A. What is C_{p} for this process? What does this value say regarding the process capability?
B. What percentage of the units would be outside the specifications for the width of the part if the procedure were operated and centered at 3.000 centimeters? Suppose a normal distribution of measurements.
Solution
(a) C p = USL - LSL/6 σ = 3.008 - 2.992/6 (0.003)
= 0.016/0.018
= 0.889
As the index is less than 1, the process is not capable of generating all the items within the specifications limits, even if the process is operated so that its mean is centered exactly among the specification limits.

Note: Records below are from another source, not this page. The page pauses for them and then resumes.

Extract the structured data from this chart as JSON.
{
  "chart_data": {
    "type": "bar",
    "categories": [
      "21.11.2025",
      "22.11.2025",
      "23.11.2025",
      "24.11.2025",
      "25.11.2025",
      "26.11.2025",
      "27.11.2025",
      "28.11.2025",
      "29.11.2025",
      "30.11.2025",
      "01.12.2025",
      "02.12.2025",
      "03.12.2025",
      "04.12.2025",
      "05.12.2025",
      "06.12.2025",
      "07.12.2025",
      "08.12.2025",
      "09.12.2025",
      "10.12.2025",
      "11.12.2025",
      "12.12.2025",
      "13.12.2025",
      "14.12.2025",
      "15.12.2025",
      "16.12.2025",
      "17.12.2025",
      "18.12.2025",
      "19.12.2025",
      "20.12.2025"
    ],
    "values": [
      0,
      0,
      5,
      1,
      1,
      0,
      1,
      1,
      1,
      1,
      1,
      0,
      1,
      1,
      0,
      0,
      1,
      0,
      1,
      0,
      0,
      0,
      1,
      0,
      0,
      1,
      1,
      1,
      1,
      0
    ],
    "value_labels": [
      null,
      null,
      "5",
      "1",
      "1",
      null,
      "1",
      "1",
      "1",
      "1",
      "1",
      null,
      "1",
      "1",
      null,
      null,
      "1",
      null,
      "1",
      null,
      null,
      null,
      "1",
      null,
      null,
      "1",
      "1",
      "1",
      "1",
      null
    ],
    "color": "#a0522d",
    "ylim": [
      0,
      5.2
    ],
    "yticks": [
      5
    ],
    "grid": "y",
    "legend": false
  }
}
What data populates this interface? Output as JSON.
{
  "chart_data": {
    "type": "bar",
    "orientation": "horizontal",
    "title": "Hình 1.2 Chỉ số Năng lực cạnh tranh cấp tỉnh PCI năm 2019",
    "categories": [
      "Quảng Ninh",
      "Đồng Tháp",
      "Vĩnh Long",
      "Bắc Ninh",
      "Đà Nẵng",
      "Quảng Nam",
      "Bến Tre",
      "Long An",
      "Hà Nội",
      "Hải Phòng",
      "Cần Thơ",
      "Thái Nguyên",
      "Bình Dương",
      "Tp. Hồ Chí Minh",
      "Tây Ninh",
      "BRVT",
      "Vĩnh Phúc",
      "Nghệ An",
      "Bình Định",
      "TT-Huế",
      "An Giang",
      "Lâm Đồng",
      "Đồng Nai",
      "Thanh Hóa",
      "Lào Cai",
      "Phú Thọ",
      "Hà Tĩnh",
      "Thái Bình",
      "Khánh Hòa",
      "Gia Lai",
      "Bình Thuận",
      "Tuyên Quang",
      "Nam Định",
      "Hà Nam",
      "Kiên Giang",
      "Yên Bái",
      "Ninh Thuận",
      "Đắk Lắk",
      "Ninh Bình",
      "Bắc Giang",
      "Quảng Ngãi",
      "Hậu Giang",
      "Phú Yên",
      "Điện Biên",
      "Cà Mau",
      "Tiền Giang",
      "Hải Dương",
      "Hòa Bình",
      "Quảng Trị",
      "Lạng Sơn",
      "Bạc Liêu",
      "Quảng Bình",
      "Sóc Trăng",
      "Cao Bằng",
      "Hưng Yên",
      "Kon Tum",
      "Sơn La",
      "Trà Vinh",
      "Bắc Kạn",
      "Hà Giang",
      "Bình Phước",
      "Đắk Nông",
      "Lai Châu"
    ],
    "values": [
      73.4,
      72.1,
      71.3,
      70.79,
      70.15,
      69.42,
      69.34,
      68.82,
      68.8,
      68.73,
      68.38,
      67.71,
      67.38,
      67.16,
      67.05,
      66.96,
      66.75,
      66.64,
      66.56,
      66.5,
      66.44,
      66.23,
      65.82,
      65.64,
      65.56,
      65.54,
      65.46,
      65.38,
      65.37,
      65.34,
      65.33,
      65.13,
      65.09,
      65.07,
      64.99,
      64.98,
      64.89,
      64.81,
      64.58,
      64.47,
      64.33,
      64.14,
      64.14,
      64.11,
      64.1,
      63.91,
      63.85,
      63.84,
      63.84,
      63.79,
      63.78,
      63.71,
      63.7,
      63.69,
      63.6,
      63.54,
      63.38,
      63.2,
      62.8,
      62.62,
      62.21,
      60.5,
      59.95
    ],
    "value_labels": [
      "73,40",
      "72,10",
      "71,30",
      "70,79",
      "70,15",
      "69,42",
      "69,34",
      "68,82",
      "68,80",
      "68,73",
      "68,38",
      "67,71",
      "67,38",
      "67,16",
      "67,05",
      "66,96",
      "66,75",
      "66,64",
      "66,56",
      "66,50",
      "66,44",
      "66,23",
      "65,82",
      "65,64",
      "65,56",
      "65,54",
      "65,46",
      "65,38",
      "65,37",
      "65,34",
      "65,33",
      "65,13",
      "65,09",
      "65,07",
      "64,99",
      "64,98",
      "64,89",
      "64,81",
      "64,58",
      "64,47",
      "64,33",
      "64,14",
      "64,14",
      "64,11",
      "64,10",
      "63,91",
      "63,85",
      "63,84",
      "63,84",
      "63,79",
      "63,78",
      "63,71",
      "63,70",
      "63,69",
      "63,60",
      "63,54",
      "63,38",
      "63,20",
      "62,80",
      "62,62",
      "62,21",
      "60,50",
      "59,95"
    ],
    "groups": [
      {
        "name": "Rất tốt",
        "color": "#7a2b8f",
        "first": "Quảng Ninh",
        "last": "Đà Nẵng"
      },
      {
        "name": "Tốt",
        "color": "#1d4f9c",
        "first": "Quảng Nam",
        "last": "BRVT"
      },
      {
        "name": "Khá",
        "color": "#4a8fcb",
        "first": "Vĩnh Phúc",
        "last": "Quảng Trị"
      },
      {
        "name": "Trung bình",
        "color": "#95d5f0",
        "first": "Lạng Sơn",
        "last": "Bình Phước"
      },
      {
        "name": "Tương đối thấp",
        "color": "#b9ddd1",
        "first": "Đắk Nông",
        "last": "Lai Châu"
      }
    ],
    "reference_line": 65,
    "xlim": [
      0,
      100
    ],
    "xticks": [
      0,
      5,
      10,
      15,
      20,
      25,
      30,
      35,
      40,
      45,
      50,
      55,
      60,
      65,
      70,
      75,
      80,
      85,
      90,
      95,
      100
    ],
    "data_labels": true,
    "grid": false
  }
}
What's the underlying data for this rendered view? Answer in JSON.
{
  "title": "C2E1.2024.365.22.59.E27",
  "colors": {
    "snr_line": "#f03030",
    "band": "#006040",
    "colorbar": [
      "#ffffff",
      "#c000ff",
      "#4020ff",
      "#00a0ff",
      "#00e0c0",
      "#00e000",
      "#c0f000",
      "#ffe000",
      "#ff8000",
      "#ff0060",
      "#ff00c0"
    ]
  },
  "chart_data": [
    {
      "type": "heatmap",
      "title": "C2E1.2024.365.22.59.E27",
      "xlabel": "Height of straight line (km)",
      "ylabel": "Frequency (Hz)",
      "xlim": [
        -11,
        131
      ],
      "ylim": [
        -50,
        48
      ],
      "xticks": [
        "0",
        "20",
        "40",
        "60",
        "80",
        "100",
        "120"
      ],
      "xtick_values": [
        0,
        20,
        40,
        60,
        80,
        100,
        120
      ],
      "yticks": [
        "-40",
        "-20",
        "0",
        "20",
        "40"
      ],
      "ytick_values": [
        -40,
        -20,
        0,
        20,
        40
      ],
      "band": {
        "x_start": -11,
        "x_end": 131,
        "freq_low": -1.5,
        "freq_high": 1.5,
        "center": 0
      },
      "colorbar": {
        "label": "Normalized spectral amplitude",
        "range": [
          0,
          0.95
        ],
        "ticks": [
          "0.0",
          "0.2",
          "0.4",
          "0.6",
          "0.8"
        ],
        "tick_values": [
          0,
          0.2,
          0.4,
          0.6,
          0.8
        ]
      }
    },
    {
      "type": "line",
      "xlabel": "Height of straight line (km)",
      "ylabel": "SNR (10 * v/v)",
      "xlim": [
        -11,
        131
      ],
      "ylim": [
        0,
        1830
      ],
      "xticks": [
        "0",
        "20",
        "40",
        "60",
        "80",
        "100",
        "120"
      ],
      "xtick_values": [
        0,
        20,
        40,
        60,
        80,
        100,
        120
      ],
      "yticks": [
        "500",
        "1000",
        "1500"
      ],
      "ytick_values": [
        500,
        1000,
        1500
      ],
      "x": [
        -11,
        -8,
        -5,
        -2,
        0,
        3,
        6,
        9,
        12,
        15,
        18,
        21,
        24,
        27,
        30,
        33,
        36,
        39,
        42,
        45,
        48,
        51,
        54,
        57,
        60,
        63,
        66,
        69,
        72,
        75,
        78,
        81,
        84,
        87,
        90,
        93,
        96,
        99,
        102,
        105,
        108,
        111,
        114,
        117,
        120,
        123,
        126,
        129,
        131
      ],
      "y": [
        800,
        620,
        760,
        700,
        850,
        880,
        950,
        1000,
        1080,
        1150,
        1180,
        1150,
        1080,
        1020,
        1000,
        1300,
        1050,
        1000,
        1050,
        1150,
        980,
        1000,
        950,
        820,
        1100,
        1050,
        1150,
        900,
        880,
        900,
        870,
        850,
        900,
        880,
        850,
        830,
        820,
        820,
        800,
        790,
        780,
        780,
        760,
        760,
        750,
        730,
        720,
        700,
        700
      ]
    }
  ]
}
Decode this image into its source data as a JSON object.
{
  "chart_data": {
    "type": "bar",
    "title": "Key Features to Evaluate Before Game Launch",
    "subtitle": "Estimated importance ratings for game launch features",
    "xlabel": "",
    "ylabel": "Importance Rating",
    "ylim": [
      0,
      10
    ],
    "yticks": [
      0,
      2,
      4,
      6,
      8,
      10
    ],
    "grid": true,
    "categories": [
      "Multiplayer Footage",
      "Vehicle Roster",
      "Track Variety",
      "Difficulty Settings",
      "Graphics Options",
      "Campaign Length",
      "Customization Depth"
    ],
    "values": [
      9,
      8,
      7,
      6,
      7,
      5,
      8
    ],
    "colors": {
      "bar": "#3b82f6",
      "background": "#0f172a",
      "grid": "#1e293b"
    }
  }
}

(b) As the normal distribution is symmetrical and centered among the specification limits, the portion outside the upper & lower limits shall be twice the portion outside one limit. The portion outside the upper limit might be found by converting the upper limit to a Z value and referring to the normal distribution curve as following:
Z = x - μ / σ = 3.008 - 3.000/0.003 = 0.008/0.003 = 2.667 or 2.67
The area to the left of a Z of 2.67 is 0.9962. The area to the right of this value is 1 - 0.9962, or 0.0038. As the curve is symmetrical, an equal amount shall be to the left of the lower specification limit. The overall portion outside the specifications shall be 2 (0.0038) = 0.0076, that is 0.76%.